Once Matt Hoover sets a goal, nothing can stop him from achieving it. Such determination led Hoover to a whopping 157-pound weight loss and the title of Biggest Loser in 2005.
But after gaining back some of his weight in the years since, Hoover, 33, has a new goal for both regaining a leaner athletic body and teaching fans to achieve their dreams: Hoover will compete in the Ford Ironman World Championship in Kona, Hawaii, in October.
“I am super excited about it,” Hoover tells PEOPLE. “The Ironman people offered me a special invitation, and I felt as excited as if I got on the Biggest Loser. Every day I wake up, I’m not just thinking like someone who has lost weight or is trying to lose weight. I am thinking, ‘I want to be an Ironman.’ That’s a title that so few people have.”
Hoover spends 25 hours a week training for the grueling triathlon, which consists of a 2.4-mile open-water swim, a 112-mile bike ride and a marathon 26.2-mile run. “As soon as someone says, ‘This guy can’t do it,’ I’m doing it,” he says. “It’s going to show a lot of people who have the idea that an athlete is 5’10” and 160 pounds that a big guy can do this and it can be enjoyable.”
Support from Wife
He also gets support from Suzy Preston, 33, the Biggest Loser contestant he married in 2006, as well as their sons Rex Timothy, 23 months, and Jax Paul, 8 months. “Our focus has changed from three-percent body fat to raising healthy children,” Hoover says. “We don’t want them to see us struggle. If the struggle is watching me cross a finish line, that’s a whole different thing than struggling with weight.”
There’s no waiting for marathon action, however. Tuesday night’s episode of Biggest Loser: Couples features the final four – Tara, Helen, Ron and Mike – running a full marathon while being cheered on by five past Loser champions.

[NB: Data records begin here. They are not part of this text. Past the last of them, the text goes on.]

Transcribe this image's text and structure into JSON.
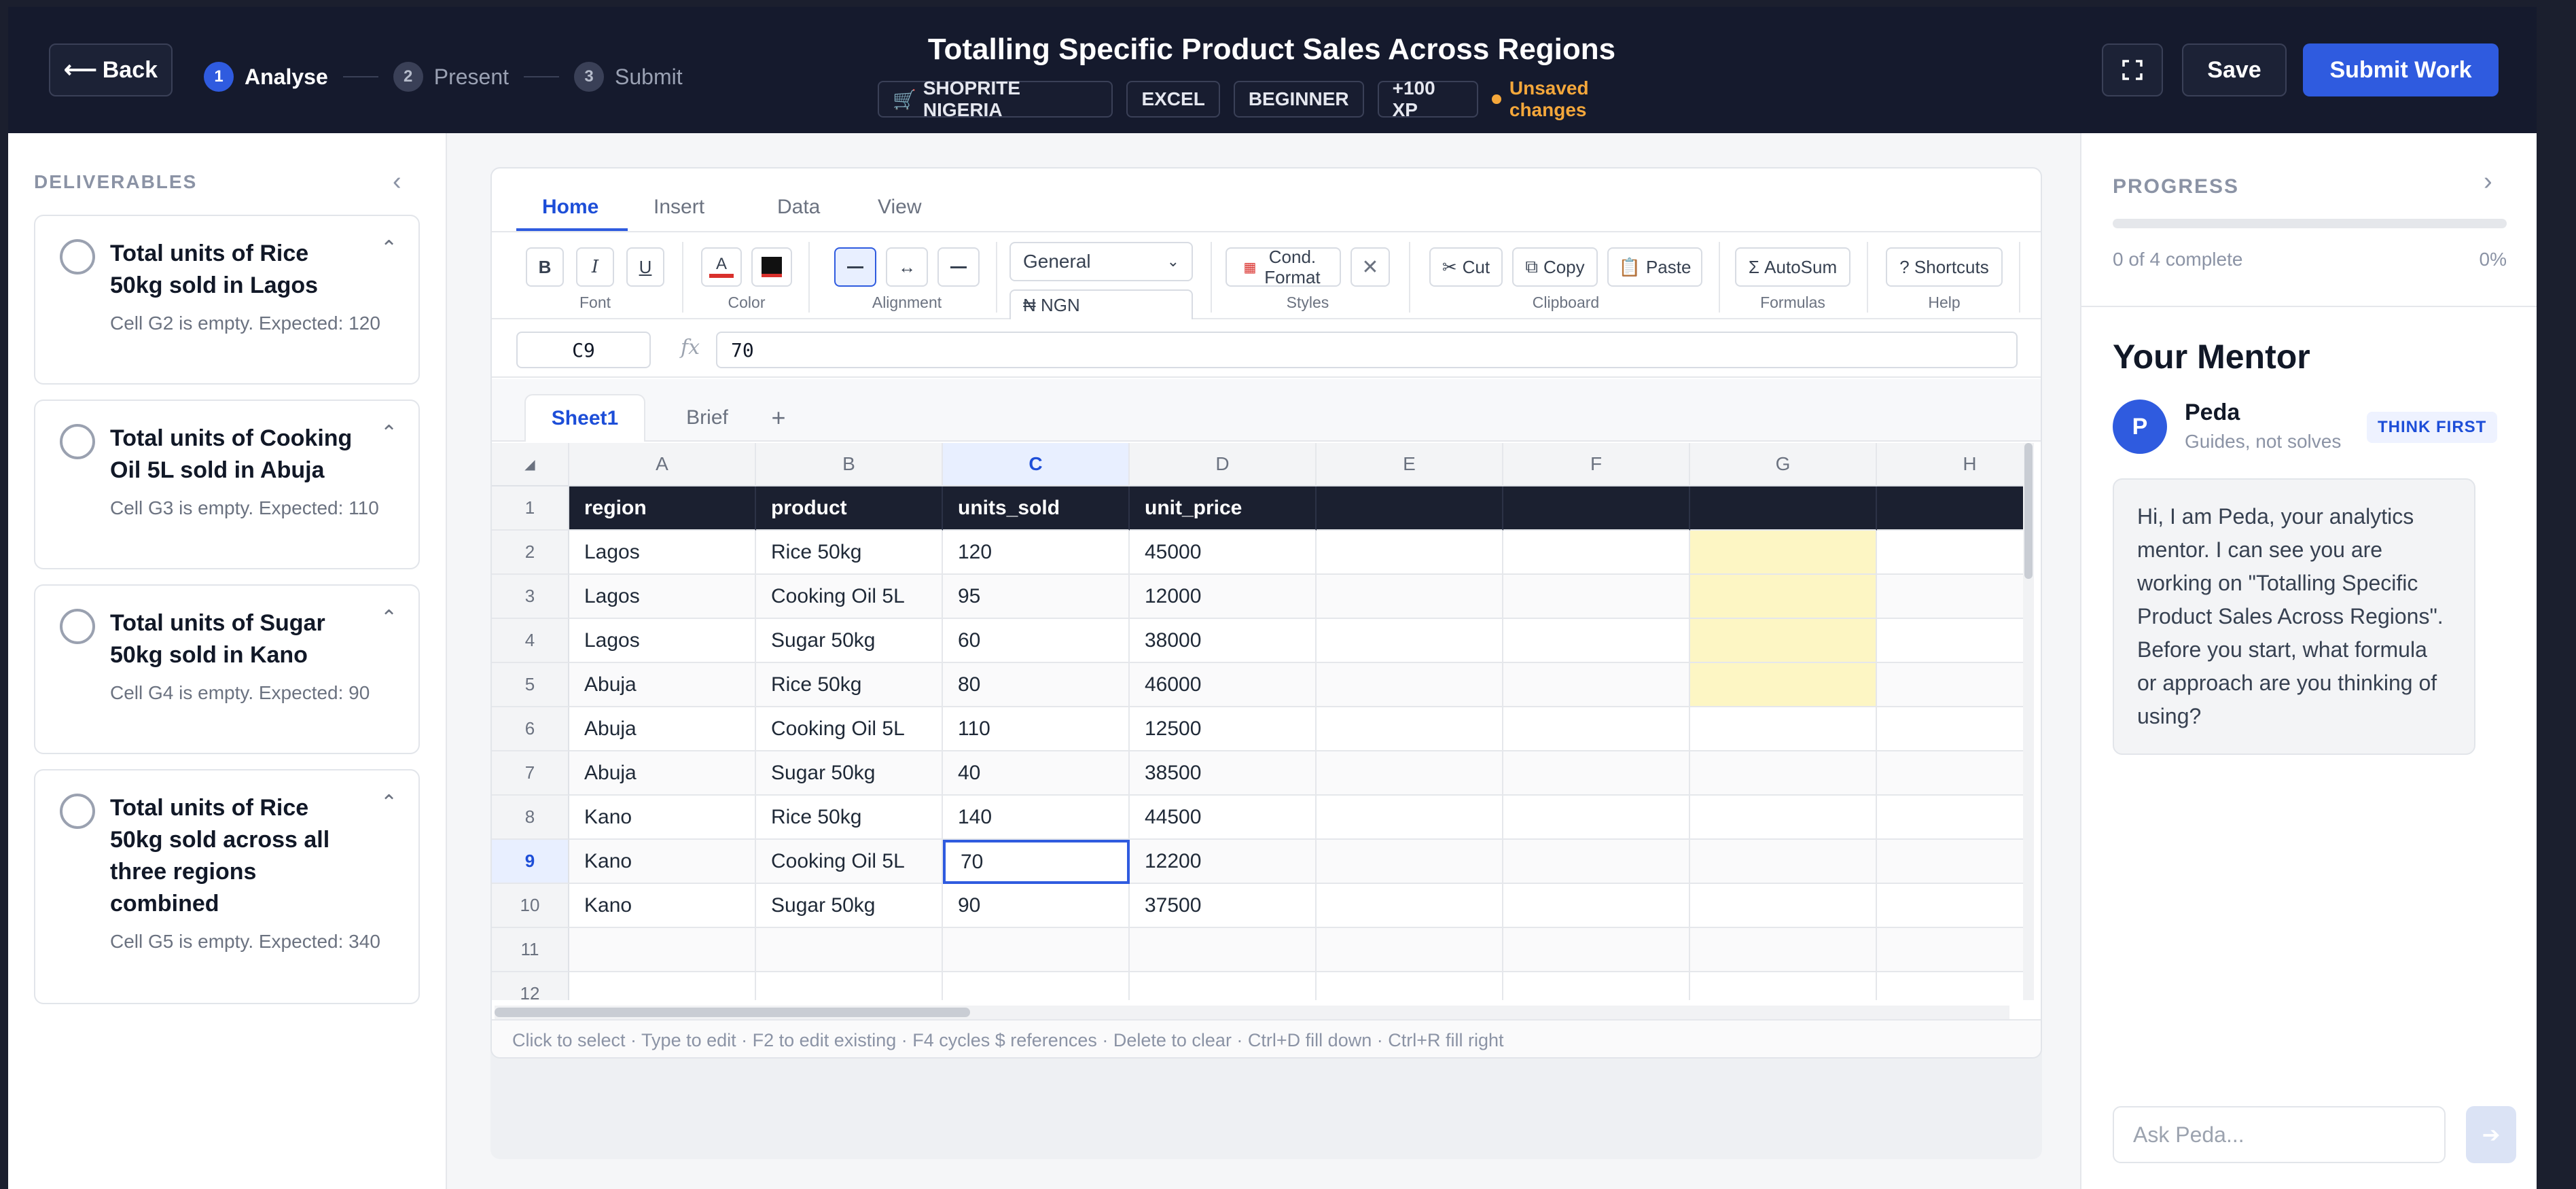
{
  "header": {
    "back_label": "Back",
    "steps": [
      {
        "num": "1",
        "label": "Analyse"
      },
      {
        "num": "2",
        "label": "Present"
      },
      {
        "num": "3",
        "label": "Submit"
      }
    ],
    "title": "Totalling Specific Product Sales Across Regions",
    "tags": [
      "SHOPRITE NIGERIA",
      "EXCEL",
      "BEGINNER",
      "+100 XP"
    ],
    "unsaved_label": "Unsaved changes",
    "save_label": "Save",
    "submit_label": "Submit Work"
  },
  "deliverables": {
    "heading": "DELIVERABLES",
    "items": [
      {
        "title": "Total units of Rice 50kg sold in Lagos",
        "desc": "Cell G2 is empty. Expected: 120"
      },
      {
        "title": "Total units of Cooking Oil 5L sold in Abuja",
        "desc": "Cell G3 is empty. Expected: 110"
      },
      {
        "title": "Total units of Sugar 50kg sold in Kano",
        "desc": "Cell G4 is empty. Expected: 90"
      },
      {
        "title": "Total units of Rice 50kg sold across all three regions combined",
        "desc": "Cell G5 is empty. Expected: 340"
      }
    ]
  },
  "ribbon": {
    "tabs": [
      "Home",
      "Insert",
      "Data",
      "View"
    ],
    "groups": {
      "font": "Font",
      "color": "Color",
      "alignment": "Alignment",
      "styles": "Styles",
      "clipboard": "Clipboard",
      "formulas": "Formulas",
      "help": "Help"
    },
    "bold": "B",
    "italic": "I",
    "underline": "U",
    "number_format": "General",
    "currency": "₦ NGN",
    "cond_format": "Cond. Format",
    "cut": "Cut",
    "copy": "Copy",
    "paste": "Paste",
    "autosum": "Σ AutoSum",
    "shortcuts": "? Shortcuts",
    "font_color": "#d9302c",
    "fill_color": "#111111"
  },
  "formula_bar": {
    "cell_ref": "C9",
    "fx": "fx",
    "value": "70"
  },
  "sheets": {
    "tabs": [
      "Sheet1",
      "Brief"
    ],
    "add": "+"
  },
  "grid": {
    "columns": [
      "A",
      "B",
      "C",
      "D",
      "E",
      "F",
      "G",
      "H"
    ],
    "rows": [
      [
        "region",
        "product",
        "units_sold",
        "unit_price",
        "",
        "",
        "",
        ""
      ],
      [
        "Lagos",
        "Rice 50kg",
        "120",
        "45000",
        "",
        "",
        "",
        ""
      ],
      [
        "Lagos",
        "Cooking Oil 5L",
        "95",
        "12000",
        "",
        "",
        "",
        ""
      ],
      [
        "Lagos",
        "Sugar 50kg",
        "60",
        "38000",
        "",
        "",
        "",
        ""
      ],
      [
        "Abuja",
        "Rice 50kg",
        "80",
        "46000",
        "",
        "",
        "",
        ""
      ],
      [
        "Abuja",
        "Cooking Oil 5L",
        "110",
        "12500",
        "",
        "",
        "",
        ""
      ],
      [
        "Abuja",
        "Sugar 50kg",
        "40",
        "38500",
        "",
        "",
        "",
        ""
      ],
      [
        "Kano",
        "Rice 50kg",
        "140",
        "44500",
        "",
        "",
        "",
        ""
      ],
      [
        "Kano",
        "Cooking Oil 5L",
        "70",
        "12200",
        "",
        "",
        "",
        ""
      ],
      [
        "Kano",
        "Sugar 50kg",
        "90",
        "37500",
        "",
        "",
        "",
        ""
      ],
      [
        "",
        "",
        "",
        "",
        "",
        "",
        "",
        ""
      ],
      [
        "",
        "",
        "",
        "",
        "",
        "",
        "",
        ""
      ]
    ],
    "row_numbers": [
      "1",
      "2",
      "3",
      "4",
      "5",
      "6",
      "7",
      "8",
      "9",
      "10",
      "11",
      "12"
    ],
    "selected_cell": "C9",
    "target_cells": [
      "G2",
      "G3",
      "G4",
      "G5"
    ]
  },
  "status_bar": "Click to select · Type to edit · F2 to edit existing · F4 cycles $ references · Delete to clear · Ctrl+D fill down · Ctrl+R fill right",
  "progress": {
    "heading": "PROGRESS",
    "text": "0 of 4 complete",
    "percent_label": "0%",
    "fraction": 0
  },
  "mentor": {
    "heading": "Your Mentor",
    "initial": "P",
    "name": "Peda",
    "subtitle": "Guides, not solves",
    "badge": "THINK FIRST",
    "message": "Hi, I am Peda, your analytics mentor. I can see you are working on \"Totalling Specific Product Sales Across Regions\". Before you start, what formula or approach are you thinking of using?",
    "ask_placeholder": "Ask Peda..."
  }
}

“A marathon is tough,” Hoover admits, “especially on a bigger body. But these guys have been training hard and they are athletes now. You become an athlete through that show.”
And now, Hoover is bringing his athletic side back to the forefront. “I don’t hide it,” he says. “People see this guy was on the show and he still has struggled. I think people think you go on the show and you never struggle again and for some people they may not. But for the majority, they do. But I am a real person with a big responsibility [as a role model], and I welcome it. Our son Rex, if he is awake, he wants to be outside and he’s always moving. I love it, and to have this on tape so one day he can say, ‘My Dad was an Ironman’ That’s what I’m proud of.”